Therein lies the problem of invoking the financial markets to enforce policy discipline. Financial markets do not discipline policymakers, but they capture them, especially if they are central bankers.
Last week, reacting to the tantrums of the schizophrenic stock market in America, Jerome Powell, the chairman of the Federal Reserve, said that the rate-setting Federal Open Market Committee was listening carefully to the message from the financial markets. Thus, the parent has been suitably disciplined and the crying baby has got the candy.
The Federal Reserve, under Powell, has been trying to break from tradition, in vogue since the mid-nineties, of setting monetary policy in response to the preferences of the stock market. Unfortunately, it has received very little public intellectual support in its mission to restore meaning and sense to monetary policy.
Even sensible commentators, such as Stanley Druckenmiller and Kevin Warsh, have ended up offering muddled, confusing and contradictory advice to the US Fed. In an op-ed, Fed Tightening? Not Now, written in The Wall Street Journal on 16 December, the two authors advised the Federal Reserve to cease its double-barrelled blitz of higher interest rates and tighter liquidity.
If the Fed was shrinking its balance sheet by not reinvesting the proceeds of its redemption of treasury securities, the result should be seen in higher treasury yields. However, that has not been the case. Treasury yields have declined in recent months. Indices of financial conditions do not suggest that they have tightened significantly enough to affect economic outcomes in the country. Financial conditions remain too accommodative. More jobs are available in America than there are job seekers. The amount of debt with negative yields has jumped 46% in the last three months. In other words, liquidity is still excessive. It needs to be drained.

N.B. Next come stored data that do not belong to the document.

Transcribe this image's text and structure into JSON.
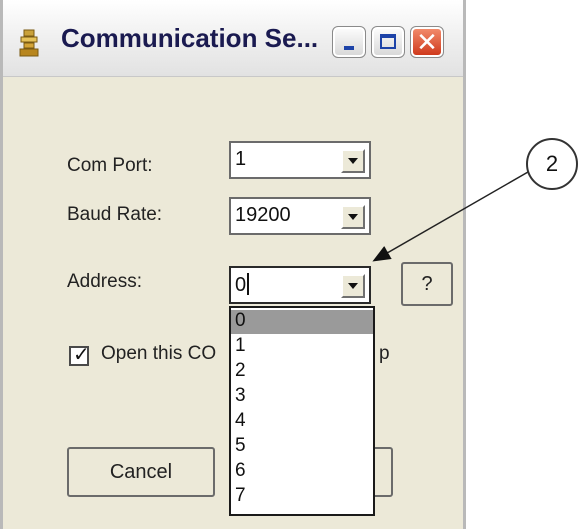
{
  "window": {
    "title": "Communication Se...",
    "app_icon": "serial-port-icon",
    "controls": {
      "minimize_icon": "minimize-icon",
      "maximize_icon": "maximize-icon",
      "close_icon": "close-icon",
      "close_glyph": "✕"
    }
  },
  "form": {
    "com_port": {
      "label": "Com Port:",
      "value": "1"
    },
    "baud_rate": {
      "label": "Baud Rate:",
      "value": "19200"
    },
    "address": {
      "label": "Address:",
      "value": "0",
      "options": [
        "0",
        "1",
        "2",
        "3",
        "4",
        "5",
        "6",
        "7"
      ],
      "selected_index": 0
    },
    "help_label": "?",
    "open_checkbox": {
      "checked": true,
      "label_left": "Open this CO",
      "label_right": "p"
    },
    "cancel_label": "Cancel",
    "ok_label": ""
  },
  "annotation": {
    "label": "2"
  },
  "colors": {
    "dialog_bg": "#ece9d8",
    "close_button": "#cf3a1d",
    "selection": "#9a9a9a"
  }
}
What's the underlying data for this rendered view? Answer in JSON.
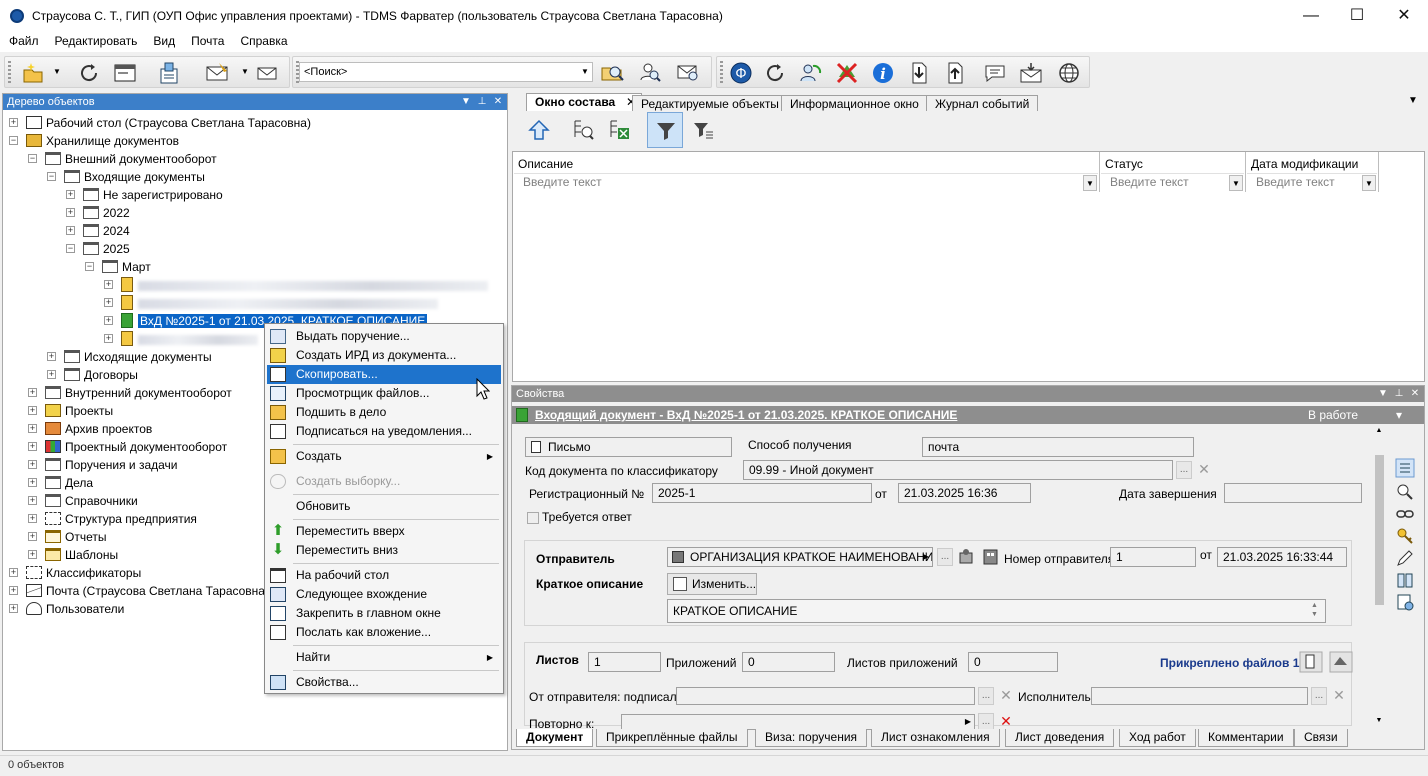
{
  "window": {
    "title": "Страусова С. Т., ГИП (ОУП Офис управления проектами) - TDMS Фарватер (пользователь Страусова Светлана Тарасовна)",
    "minimize": "—",
    "maximize": "☐",
    "close": "✕"
  },
  "menu": [
    "Файл",
    "Редактировать",
    "Вид",
    "Почта",
    "Справка"
  ],
  "toolbar": {
    "search_value": "<Поиск>"
  },
  "left_panel": {
    "header": "Дерево объектов",
    "tree": {
      "desktop": "Рабочий стол (Страусова Светлана Тарасовна)",
      "storage": "Хранилище документов",
      "external": "Внешний документооборот",
      "incoming": "Входящие документы",
      "unregistered": "Не зарегистрировано",
      "y2022": "2022",
      "y2024": "2024",
      "y2025": "2025",
      "march": "Март",
      "selected_doc": "ВхД №2025-1 от 21.03.2025. КРАТКОЕ ОПИСАНИЕ",
      "outgoing": "Исходящие документы",
      "contracts": "Договоры",
      "internal": "Внутренний документооборот",
      "projects": "Проекты",
      "projects_archive": "Архив проектов",
      "project_docflow": "Проектный документооборот",
      "tasks": "Поручения и задачи",
      "cases": "Дела",
      "refs": "Справочники",
      "structure": "Структура предприятия",
      "reports": "Отчеты",
      "templates": "Шаблоны",
      "classifiers": "Классификаторы",
      "mail": "Почта (Страусова Светлана Тарасовна)",
      "users": "Пользователи"
    }
  },
  "context_menu": {
    "issue_task": "Выдать поручение...",
    "create_ird": "Создать ИРД из документа...",
    "copy": "Скопировать...",
    "file_viewer": "Просмотрщик файлов...",
    "file_to_case": "Подшить в дело",
    "subscribe": "Подписаться на уведомления...",
    "create": "Создать",
    "create_selection": "Создать выборку...",
    "refresh": "Обновить",
    "move_up": "Переместить вверх",
    "move_down": "Переместить вниз",
    "to_desktop": "На рабочий стол",
    "next_entry": "Следующее вхождение",
    "pin_main": "Закрепить в главном окне",
    "send_attachment": "Послать как вложение...",
    "find": "Найти",
    "properties": "Свойства..."
  },
  "top_tabs": [
    "Окно состава",
    "Редактируемые объекты",
    "Информационное окно",
    "Журнал событий"
  ],
  "grid": {
    "columns": [
      {
        "label": "Описание",
        "placeholder": "Введите текст"
      },
      {
        "label": "Статус",
        "placeholder": "Введите текст"
      },
      {
        "label": "Дата модификации",
        "placeholder": "Введите текст"
      }
    ]
  },
  "properties": {
    "header": "Свойства",
    "object_title": "Входящий документ - ВхД №2025-1 от 21.03.2025. КРАТКОЕ ОПИСАНИЕ",
    "state": "В работе",
    "doc_kind": "Письмо",
    "receive_method_label": "Способ получения",
    "receive_method": "почта",
    "classifier_label": "Код документа по классификатору",
    "classifier": "09.99 - Иной документ",
    "reg_label": "Регистрационный  №",
    "reg_no": "2025-1",
    "from_label": "от",
    "reg_date": "21.03.2025 16:36",
    "end_date_label": "Дата завершения",
    "end_date": "",
    "reply_required": "Требуется ответ",
    "sender_label": "Отправитель",
    "sender": "ОРГАНИЗАЦИЯ КРАТКОЕ НАИМЕНОВАНИЕ",
    "sender_no_label": "Номер отправителя",
    "sender_no": "1",
    "sender_from_label": "от",
    "sender_date": "21.03.2025 16:33:44",
    "short_desc_label": "Краткое описание",
    "edit_button": "Изменить...",
    "short_desc": "КРАТКОЕ ОПИСАНИЕ",
    "sheets_label": "Листов",
    "sheets": "1",
    "attachments_label": "Приложений",
    "attachments": "0",
    "att_sheets_label": "Листов приложений",
    "att_sheets": "0",
    "attached_files": "Прикреплено файлов 1",
    "signed_label": "От отправителя: подписал",
    "executor_label": "Исполнитель",
    "repeat_label": "Повторно к:"
  },
  "bottom_tabs": [
    "Документ",
    "Прикреплённые файлы",
    "Виза: поручения",
    "Лист ознакомления",
    "Лист доведения",
    "Ход работ",
    "Комментарии",
    "Связи"
  ],
  "status": "0 объектов"
}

The muddled thinking of the authors comes through in their exhortation to the Federal Reserve to break from the old regime. Quite how the Federal Reserve would break from the old regime by yielding to financial market tantrums is beyond my comprehension.

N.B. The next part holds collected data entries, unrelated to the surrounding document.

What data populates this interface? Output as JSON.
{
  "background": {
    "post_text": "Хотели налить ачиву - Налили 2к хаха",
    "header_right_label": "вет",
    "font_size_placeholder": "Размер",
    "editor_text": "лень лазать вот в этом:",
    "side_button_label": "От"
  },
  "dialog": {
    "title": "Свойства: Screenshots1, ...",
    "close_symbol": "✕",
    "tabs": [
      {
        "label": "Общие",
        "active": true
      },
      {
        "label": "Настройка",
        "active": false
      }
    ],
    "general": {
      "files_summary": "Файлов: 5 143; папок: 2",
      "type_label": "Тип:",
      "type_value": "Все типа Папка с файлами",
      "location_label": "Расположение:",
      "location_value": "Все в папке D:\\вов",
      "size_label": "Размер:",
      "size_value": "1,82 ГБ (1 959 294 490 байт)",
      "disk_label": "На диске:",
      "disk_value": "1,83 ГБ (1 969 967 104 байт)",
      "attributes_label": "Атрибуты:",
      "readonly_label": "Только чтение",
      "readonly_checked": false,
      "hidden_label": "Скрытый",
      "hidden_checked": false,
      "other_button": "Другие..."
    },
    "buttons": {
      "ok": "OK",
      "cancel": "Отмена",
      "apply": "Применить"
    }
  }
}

It is impossible to break from the past in a painless manner. If intellectuals recoil at the first signs of pain and urge policymakers to stop in their tracks and if policymakers comply, the old regime will be securely intact.
In a well-crafted speech delivered in 2010, D. Subbarao, the then governor of the Reserve Bank of India, said: “There is a joke that if something works in practice, economists run to see if it works in theory. Actually, I don’t see the joke. That is indeed the way it should be.” However, economists, policymakers and investors are not learning from the practical world.

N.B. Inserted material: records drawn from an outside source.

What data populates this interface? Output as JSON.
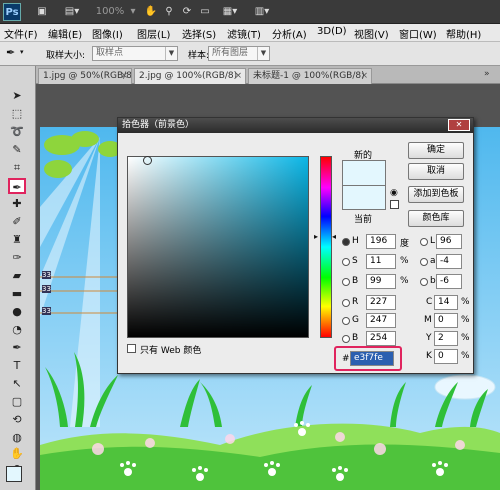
{
  "app": {
    "logo": "Ps",
    "zoom": "100%"
  },
  "menu": [
    "文件(F)",
    "编辑(E)",
    "图像(I)",
    "图层(L)",
    "选择(S)",
    "滤镜(T)",
    "分析(A)",
    "3D(D)",
    "视图(V)",
    "窗口(W)",
    "帮助(H)"
  ],
  "options": {
    "sample_size_label": "取样大小:",
    "sample_size_value": "取样点",
    "sample_label": "样本:",
    "sample_value": "所有图层"
  },
  "tabs": [
    {
      "label": "1.jpg @ 50%(RGB/8)"
    },
    {
      "label": "2.jpg @ 100%(RGB/8)"
    },
    {
      "label": "未标题-1 @ 100%(RGB/8)"
    }
  ],
  "canvas": {
    "ruler_marks": [
      "33",
      "33",
      "33"
    ]
  },
  "dialog": {
    "title": "拾色器（前景色）",
    "new_label": "新的",
    "current_label": "当前",
    "new_color": "#e8f7fe",
    "current_color": "#e8f7fe",
    "buttons": {
      "ok": "确定",
      "cancel": "取消",
      "add_swatch": "添加到色板",
      "libraries": "颜色库"
    },
    "only_web_label": "只有 Web 颜色",
    "hsb": [
      {
        "key": "H",
        "value": "196",
        "unit": "度"
      },
      {
        "key": "S",
        "value": "11",
        "unit": "%"
      },
      {
        "key": "B",
        "value": "99",
        "unit": "%"
      }
    ],
    "rgb": [
      {
        "key": "R",
        "value": "227"
      },
      {
        "key": "G",
        "value": "247"
      },
      {
        "key": "B",
        "value": "254"
      }
    ],
    "lab": [
      {
        "key": "L",
        "value": "96"
      },
      {
        "key": "a",
        "value": "-4"
      },
      {
        "key": "b",
        "value": "-6"
      }
    ],
    "cmyk": [
      {
        "key": "C",
        "value": "14",
        "unit": "%"
      },
      {
        "key": "M",
        "value": "0",
        "unit": "%"
      },
      {
        "key": "Y",
        "value": "2",
        "unit": "%"
      },
      {
        "key": "K",
        "value": "0",
        "unit": "%"
      }
    ],
    "hex_prefix": "#",
    "hex": "e3f7fe",
    "highlight_color": "#e0245e"
  }
}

Ten years ago, the financial crisis of 2008 was, in part, a consequence of central banks ignoring, wilfully or otherwise, excesses in financial markets, while training their myopic gaze on conventional metrics of overheating and economic stability. It is déjà vu 10 years later. Those who won their Nobel prizes for rational expectations (no systematic errors) must do “award wapsi”.
Similarly, based on empirical evidence from repeated episodes, it is clear that the financial markets are neither informationally efficient nor are they useful price discovery mechanisms.
Action in stock markets in America since the third week of December have only confirmed their schizophrenic nature. Efficiency is the last thing that comes to mind when one thinks of stock market movements. Daily returns of more than 3% are not a feature of markets with normally distributed returns, the assumption that underpins many models of financial asset pricing.
Second, if stock markets were indeed signalling to the Federal Reserve that the economy was slowing, where is the evidence that the market is pricing in lower earnings from a slowing economy?
On the other hand, stock prices jump or swoon in response to shifts in liquidity. In other words, in the standard equation for the price of a stock, the numerator figures, but rarely in the calculation. It is all about the denominator—interest rates and liquidity. That is a sign of a casino that is happy with the free flow of money and not an efficient price discovery mechanism.
Clearly, the Federal Reserve did not have to be apologetic about draining the punchbowl. That it has been forced to do so suggests that an honest intellectual debate on monetary policy independence is overdue.
V. Anantha Nageswaran is the dean of IFMR Graduate School of Business (KREA University). These are his personal views.